Hacking was scheduled to begin at 6 p.m. on Friday, with participants spreading out over the Cohon University Center and the Gates-Hillman Center to work in teams of around four, on projects that were to be submitted the next day at 4:30 p.m.
The organizers, ScottyLabs, offered a grand prize of $2,000 named in honor of Scott Krulcik, a ScottyLabs member who passed away in 2018 shortly after graduating from Carnegie Mellon.
The event sponsors set challenges for the students. Emirates, the only diamond level sponsor, asked students to spend their Valentine's Day working on three separate challenges. The winning team, EmiratesXR, developed a system integrated with the Emirates app to communicate with and allocate agents in the Dubai airport. They won a two-day-long trip to Dubai, where they will present their hackathon project to Emirates management.
Other sponsors included large companies like Facebook, Microsoft, and Dick’s Sporting Goods, tech companies like Rockwell Automation, Nefeli Networks and Ness Digital Engineering, and even government agencies like nuclear weapons research facility Sandia National Laboratories. These sponsors offered prizes like speakers, Echo Shows, and Amazon gift cards for categories like best financial hack, or best security hack. They also used the hackathon to recruit attendees, advertising internship or job openings.
Some of the prizes focused on the goals of the projects in question. When it comes to social good, Principal Program manager Justin Garrett, who led a talk on “AI for Good” during TartanHacks, said, “we believe that technology is the ‘how,’” and that the solutions students come up with during these hackathons are the “‘what’, or the idea.” Microsoft Senior Regional Program Manager Nitya Narasimhan reinforced the importance for the company of staying connected to students and developers in the Pittsburgh region.
Many teams were not thinking about the challenges as they decided what to work on for the next 24 hours. “We came without thinking about any of the prizes,” said Karissa Prayogo, a senior in science technology and international affairs, who traveled from Georgetown with her friends came from Georgetown with the idea for their project, Flashpopz.
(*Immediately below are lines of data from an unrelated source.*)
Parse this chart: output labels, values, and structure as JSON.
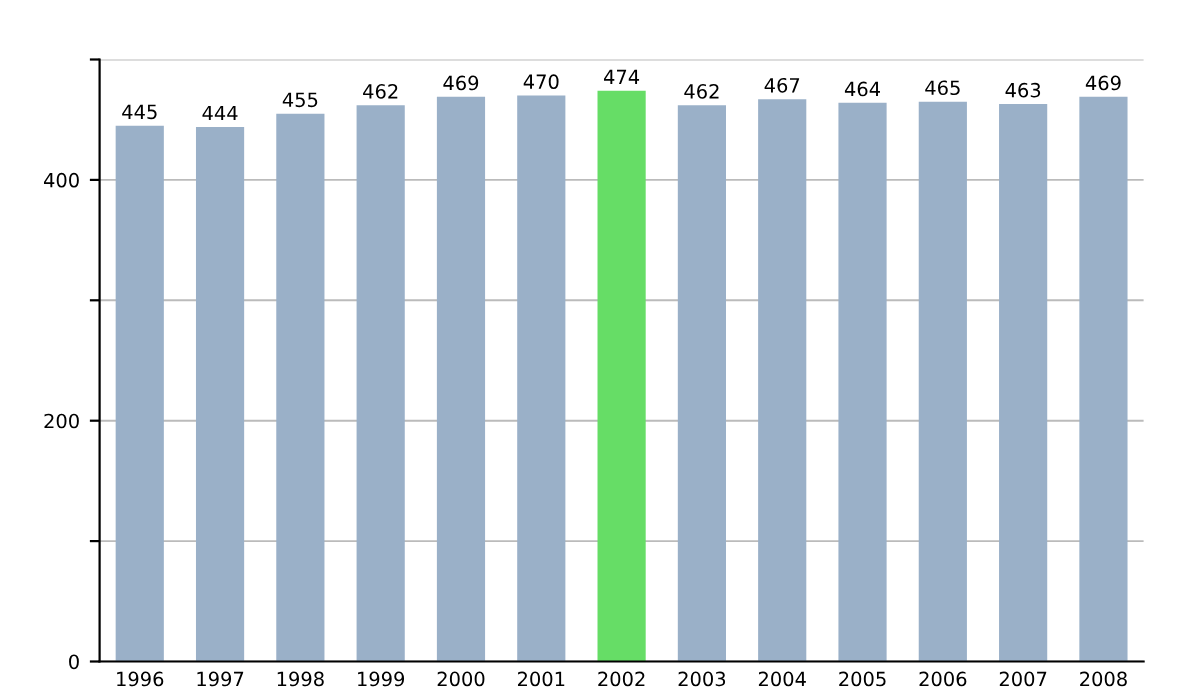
{
  "chart_data": {
    "type": "bar",
    "categories": [
      "1996",
      "1997",
      "1998",
      "1999",
      "2000",
      "2001",
      "2002",
      "2003",
      "2004",
      "2005",
      "2006",
      "2007",
      "2008"
    ],
    "values": [
      445,
      444,
      455,
      462,
      469,
      470,
      474,
      462,
      467,
      464,
      465,
      463,
      469
    ],
    "colors": [
      "#9ab0c8",
      "#9ab0c8",
      "#9ab0c8",
      "#9ab0c8",
      "#9ab0c8",
      "#9ab0c8",
      "#66dd66",
      "#9ab0c8",
      "#9ab0c8",
      "#9ab0c8",
      "#9ab0c8",
      "#9ab0c8",
      "#9ab0c8"
    ],
    "data_labels": true,
    "ylim": [
      0,
      500
    ],
    "yticks": [
      0,
      {
        "value": 100,
        "label": null
      },
      200,
      {
        "value": 300,
        "label": null
      },
      400,
      {
        "value": 500,
        "label": null
      }
    ],
    "grid": "y"
  }
}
Instead, she and her friends came because “the hackathon would be a good place to carve out time” to work on the app, which seeks to teach Japanese using vocabulary from anime episodes.
Though they did not set out with their sights on any prize, the Flashpopz team was selected to give a final presentation at the closing ceremonies, and they won the Microsoft “Hack for Good” prize, winning Surface Gos and $1000 for a charity.
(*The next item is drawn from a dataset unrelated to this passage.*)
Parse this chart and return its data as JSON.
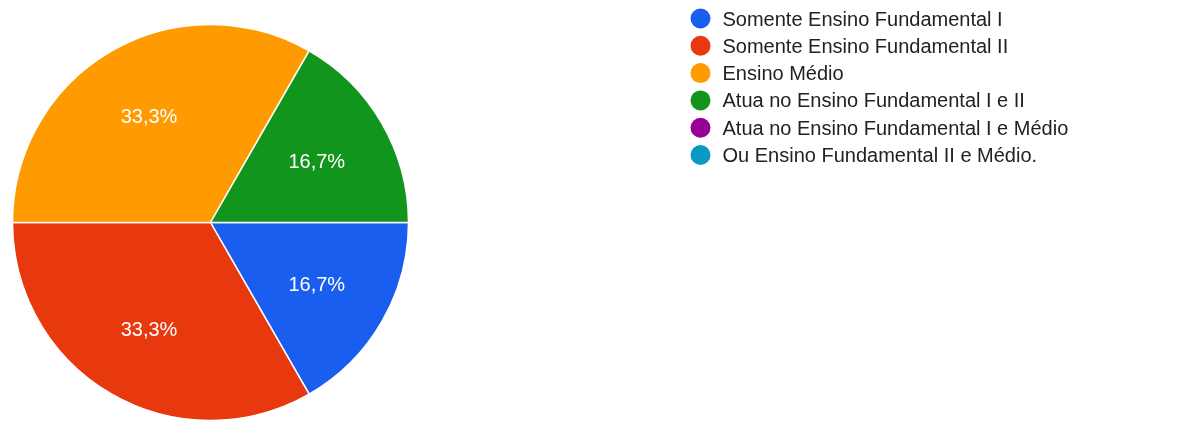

First-years were the largest group at the hackathon, accounting for 195 out of the 475 registered. “I’ve never done [a hackathon] before, so this is to see how it goes,” said first-year Maggie Huang, whose team won Nefeli Networks prize for “Best Environment Hack.” The experience, said Huang, was “simultaneously very fun and very frustrating,” but the process was made easier by the “very helpful” mentors roaming around and assisting teams.
Edward Garemo, a first-year in computer science, joked that he participated in the hackathon because they were “told we’d find love.” His teammate, Sean Swayze, a first year in economics, piped up that it hadn’t worked because they had spent 18 hours in the Class of ‘87 room in the UC working on their project.
More seriously, Garemo said that they were there because they wanted to take advantage of the computer science resources to work on their project, Crossword Solver, where they attempted to use new data structures and heuristics to tackle the much-attempted challenge of automatically solving crossword puzzles.
“No one else has cracked it, so it would be somewhat arrogant to believe we could do it in 24 hours,” said Garemo, referencing the many academic papers that have been published attempting to crack the problem. The “First Penguin Award,” inspired by one given out in Randy Pausch’s classes for the most “glorious failure” made Garemo believe, “if you try something and really fail, there is still an opportunity for you to win.” Crossword Solvers did eventually win the First Penguin Award, getting stuffed penguins along with another team, T.A.C.O.
The Scott Krulcik prize was awarded to InSights AR, a team that developed an AR headset that identified people from profiles and displayed their names to “figure out who they are without actually meeting them,” said team member and sophomore SCS student Audrey Tzeng. Their project is intended for large business meetings or conferences.
The closing ceremony ended with attendees sharing a large TartanHacks branded cake in McConomy Auditorium.